Although there are contradictions in the testimony, Appellant testified that Hall came to his door at 1:14 a.m. and made a point of saying that he knew Appellant's girlfriend and that he knew Appellant's daughter and “how to get ahold of” her. Such threats, implied though they are, are the stuff suspense thrillers are made of for a reason-they're scary. The evidence shows that after Appellant let Hall into his home, he realized that Hall was the local drug dealer. Hall attacked Appellant from behind, and they fought. Appellant testified that he was terrified. From the record before us, I conclude that Appellant clearly raised the issue of sudden passion arising from adequate cause.

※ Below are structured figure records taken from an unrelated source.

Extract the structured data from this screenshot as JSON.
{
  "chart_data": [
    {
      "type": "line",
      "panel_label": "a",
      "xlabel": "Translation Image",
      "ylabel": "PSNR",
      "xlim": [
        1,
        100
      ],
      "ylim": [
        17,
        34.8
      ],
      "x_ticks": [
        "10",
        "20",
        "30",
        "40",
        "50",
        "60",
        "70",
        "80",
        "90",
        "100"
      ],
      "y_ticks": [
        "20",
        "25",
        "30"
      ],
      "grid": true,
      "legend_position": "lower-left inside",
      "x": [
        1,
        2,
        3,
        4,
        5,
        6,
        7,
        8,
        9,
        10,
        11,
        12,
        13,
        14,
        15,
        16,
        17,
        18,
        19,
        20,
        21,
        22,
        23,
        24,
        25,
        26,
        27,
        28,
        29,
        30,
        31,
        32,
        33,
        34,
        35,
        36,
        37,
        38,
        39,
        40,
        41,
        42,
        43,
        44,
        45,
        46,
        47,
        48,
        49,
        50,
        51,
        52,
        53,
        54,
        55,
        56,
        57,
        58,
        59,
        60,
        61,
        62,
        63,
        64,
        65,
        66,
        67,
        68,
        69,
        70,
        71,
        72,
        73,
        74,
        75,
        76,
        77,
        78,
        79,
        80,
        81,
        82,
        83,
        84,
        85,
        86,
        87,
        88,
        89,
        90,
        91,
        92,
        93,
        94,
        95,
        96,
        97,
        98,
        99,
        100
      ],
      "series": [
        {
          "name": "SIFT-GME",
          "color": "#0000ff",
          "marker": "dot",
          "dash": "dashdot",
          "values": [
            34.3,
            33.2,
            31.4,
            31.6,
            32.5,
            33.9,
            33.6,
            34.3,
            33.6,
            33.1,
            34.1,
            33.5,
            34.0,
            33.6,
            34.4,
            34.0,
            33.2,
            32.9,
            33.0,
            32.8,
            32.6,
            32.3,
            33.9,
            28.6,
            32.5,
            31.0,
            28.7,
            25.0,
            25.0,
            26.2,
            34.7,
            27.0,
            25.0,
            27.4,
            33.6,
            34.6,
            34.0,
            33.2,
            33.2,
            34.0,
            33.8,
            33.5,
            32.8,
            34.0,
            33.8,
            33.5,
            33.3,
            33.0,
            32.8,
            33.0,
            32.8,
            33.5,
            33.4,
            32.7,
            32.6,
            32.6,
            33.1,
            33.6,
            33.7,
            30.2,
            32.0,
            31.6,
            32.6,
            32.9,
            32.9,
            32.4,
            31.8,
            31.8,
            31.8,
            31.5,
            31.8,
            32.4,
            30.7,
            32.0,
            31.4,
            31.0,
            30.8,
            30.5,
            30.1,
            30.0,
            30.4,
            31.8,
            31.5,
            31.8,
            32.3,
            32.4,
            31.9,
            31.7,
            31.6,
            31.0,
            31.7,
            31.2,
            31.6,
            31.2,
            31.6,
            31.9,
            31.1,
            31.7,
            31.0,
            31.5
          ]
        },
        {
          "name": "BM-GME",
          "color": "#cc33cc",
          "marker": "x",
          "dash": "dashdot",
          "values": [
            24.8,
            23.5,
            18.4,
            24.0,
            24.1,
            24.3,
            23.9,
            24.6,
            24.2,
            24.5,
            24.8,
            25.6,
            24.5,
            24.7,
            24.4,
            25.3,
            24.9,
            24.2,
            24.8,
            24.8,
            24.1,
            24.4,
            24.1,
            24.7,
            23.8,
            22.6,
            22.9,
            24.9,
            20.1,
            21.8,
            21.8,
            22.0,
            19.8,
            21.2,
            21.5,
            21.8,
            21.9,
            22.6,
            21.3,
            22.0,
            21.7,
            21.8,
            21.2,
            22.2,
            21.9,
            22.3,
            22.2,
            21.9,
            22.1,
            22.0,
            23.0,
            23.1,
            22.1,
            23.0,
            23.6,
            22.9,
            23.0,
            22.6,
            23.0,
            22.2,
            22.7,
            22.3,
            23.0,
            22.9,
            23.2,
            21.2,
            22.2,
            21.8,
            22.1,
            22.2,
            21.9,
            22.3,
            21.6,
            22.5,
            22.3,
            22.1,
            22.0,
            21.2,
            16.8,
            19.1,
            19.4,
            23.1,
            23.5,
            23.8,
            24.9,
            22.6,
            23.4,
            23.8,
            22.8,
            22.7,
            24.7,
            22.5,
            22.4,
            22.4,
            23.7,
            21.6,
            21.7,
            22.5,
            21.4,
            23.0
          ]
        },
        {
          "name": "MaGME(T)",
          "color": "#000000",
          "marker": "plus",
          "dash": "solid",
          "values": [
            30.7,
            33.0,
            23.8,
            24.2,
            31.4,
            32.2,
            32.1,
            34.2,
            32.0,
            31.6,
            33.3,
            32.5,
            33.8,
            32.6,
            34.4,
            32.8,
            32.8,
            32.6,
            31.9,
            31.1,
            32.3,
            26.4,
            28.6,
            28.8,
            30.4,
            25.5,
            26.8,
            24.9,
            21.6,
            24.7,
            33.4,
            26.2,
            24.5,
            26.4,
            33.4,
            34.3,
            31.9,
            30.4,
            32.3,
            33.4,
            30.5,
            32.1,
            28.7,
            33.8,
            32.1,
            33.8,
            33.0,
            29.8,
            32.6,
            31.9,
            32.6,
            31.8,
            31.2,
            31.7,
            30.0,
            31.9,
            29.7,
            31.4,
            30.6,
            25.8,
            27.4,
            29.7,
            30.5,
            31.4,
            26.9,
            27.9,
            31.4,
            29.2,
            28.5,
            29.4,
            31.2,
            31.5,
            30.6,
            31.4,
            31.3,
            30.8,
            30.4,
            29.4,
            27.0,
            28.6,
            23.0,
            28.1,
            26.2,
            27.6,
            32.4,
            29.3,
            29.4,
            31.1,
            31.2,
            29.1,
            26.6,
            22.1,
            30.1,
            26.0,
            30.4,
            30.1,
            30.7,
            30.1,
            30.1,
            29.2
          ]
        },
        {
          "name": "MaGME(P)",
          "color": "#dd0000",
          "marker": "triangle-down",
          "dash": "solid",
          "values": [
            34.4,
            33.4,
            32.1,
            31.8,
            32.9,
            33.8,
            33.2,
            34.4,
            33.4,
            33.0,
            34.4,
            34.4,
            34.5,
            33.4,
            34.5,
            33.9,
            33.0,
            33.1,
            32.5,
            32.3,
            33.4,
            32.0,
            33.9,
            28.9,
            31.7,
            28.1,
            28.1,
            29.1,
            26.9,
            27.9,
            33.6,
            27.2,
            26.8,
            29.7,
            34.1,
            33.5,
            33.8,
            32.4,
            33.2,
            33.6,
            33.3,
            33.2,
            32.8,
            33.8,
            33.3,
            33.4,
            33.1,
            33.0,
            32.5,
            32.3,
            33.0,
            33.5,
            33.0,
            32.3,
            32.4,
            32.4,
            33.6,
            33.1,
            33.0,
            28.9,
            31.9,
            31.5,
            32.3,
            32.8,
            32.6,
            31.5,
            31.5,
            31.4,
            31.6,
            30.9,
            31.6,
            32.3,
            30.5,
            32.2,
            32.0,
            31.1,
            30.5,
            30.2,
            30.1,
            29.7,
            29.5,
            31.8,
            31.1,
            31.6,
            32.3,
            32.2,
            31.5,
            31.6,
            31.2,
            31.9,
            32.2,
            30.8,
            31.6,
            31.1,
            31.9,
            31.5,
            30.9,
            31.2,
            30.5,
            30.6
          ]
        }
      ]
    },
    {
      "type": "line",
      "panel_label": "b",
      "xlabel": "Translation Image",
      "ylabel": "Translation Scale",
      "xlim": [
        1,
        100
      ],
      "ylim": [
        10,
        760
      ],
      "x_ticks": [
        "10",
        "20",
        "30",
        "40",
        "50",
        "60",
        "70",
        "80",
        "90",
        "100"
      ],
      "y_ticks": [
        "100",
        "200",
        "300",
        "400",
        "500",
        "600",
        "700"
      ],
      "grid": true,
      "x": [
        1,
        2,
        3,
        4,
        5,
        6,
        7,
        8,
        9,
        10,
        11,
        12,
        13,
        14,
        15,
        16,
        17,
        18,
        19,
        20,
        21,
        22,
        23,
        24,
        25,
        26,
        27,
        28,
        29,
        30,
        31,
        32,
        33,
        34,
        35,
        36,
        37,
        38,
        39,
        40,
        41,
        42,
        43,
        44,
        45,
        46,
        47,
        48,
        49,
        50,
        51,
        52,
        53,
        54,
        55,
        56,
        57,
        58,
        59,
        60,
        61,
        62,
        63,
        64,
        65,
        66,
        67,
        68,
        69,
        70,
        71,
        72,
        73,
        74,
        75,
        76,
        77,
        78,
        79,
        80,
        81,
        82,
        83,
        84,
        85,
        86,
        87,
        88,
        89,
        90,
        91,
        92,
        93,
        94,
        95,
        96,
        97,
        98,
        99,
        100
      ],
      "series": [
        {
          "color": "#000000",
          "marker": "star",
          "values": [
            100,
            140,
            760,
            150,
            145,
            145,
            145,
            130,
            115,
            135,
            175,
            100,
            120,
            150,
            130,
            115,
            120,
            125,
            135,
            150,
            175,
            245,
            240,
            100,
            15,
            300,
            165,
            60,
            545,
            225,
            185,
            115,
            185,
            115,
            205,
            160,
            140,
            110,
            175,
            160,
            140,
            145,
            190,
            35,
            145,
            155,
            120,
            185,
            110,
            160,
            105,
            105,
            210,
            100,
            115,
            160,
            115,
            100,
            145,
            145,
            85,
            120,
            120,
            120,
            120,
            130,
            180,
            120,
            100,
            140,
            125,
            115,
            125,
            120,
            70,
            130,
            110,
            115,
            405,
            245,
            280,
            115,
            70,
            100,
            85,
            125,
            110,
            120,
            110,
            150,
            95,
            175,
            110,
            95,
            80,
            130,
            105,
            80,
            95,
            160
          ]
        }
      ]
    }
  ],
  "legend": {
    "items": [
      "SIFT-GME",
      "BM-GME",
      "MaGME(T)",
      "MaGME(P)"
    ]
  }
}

The jury charge properly instructed the jury that they might consider “all of the facts shown by the evidence admitted before [them] in the full trial of this case.” And in deciding whether the evidence raises the issue of sudden passion, we also must consider the entire record that was before the jury.5 As the Murphy court points out, if, at sentencing, the jury does not consider the evidence admitted in the guilt phase of the trial, how can the jury make the punishment fit the crime?6

Following the precedent of the Texas Court of Criminal Appeals, the sudden passion instruction “is a defensive issue that cannot be forfeited by inaction but can be waived, and because it is a defensive issue, the defendant has a right to insist upon its waiver .”7 In the case before this court, Appellant did not affirmatively waive the instruction; the instruction was never mentioned below.

I would hold that the evidence raised the issue of sudden passion, that Appellant could not and did not forfeit the right to a sudden passion instruction by his inaction, and, consequently, that the trial court was obligated to give the instruction sua sponte. The harm that Appellant suffered is readily apparent and egregious: the range of confinement Appellant faced as a result of the error was five to ninety-nine years instead of two to twenty years.8

I would sustain Appellant's first point, not reach his second point, and reverse and remand this case for a new trial on punishment. Because the majority does not, I must respectfully dissent.

FOOTNOTES

1.  In his brief to this court, Swaim cites Mims v. State, 3 S.W.3d 923, 928 (Tex.Crim.App.1999), for the holding that “if raised by the evidence, the sudden passion issue should be submitted in the punishment phase of an attempted murder prosecution.” Like Trevino, Mims is inapposite.

2.  Swaim did not assert this argument on appeal.

1.  See Tex. Penal Code Ann. §§ 2.03, 2.04, 19.02(a), (d) (Vernon 2003).

2.  See Sanchez v. State, 275 S.W.3d 901, 907 (Tex.Crim.App.2009) (Keller, P.J., concurring) (citations and references omitted).

3.  Tex. Penal Code Ann. § 19.02(d).

4.  Williams v. State, 273 S.W.3d 200, 222, 224-25 (Tex.Crim.App.2008) (citations omitted).

5.  See Murphy v. State, 777 S.W.2d 44, 63 (Tex.Crim.App.1988) (op. on reh'g) (“It is axiomatic, for example, that punishment should fit the particular crime. Accordingly, the trial court routinely instructs the jury it may consider all evidence admitted at the guilt phase in making its punishment determination.”), superseded on other grounds by Tex.Code Crim. Proc. Ann. art. 37.07, § 3(a) (Vernon Supp.2009).

6.  See Murphy, 777 S.W.2d at 63.

7.  Williams, 273 S.W.3d at 224.

8.  See Tex. Penal Code Ann. §§ 12.32(a), 12.33(a) (Vernon Supp.2009), 19.02(c), (d).

DIXON W. HOLMAN, Justice.

DAUPHINOT, J., filed a dissenting opinion. WALKER, J., concurs without opinion.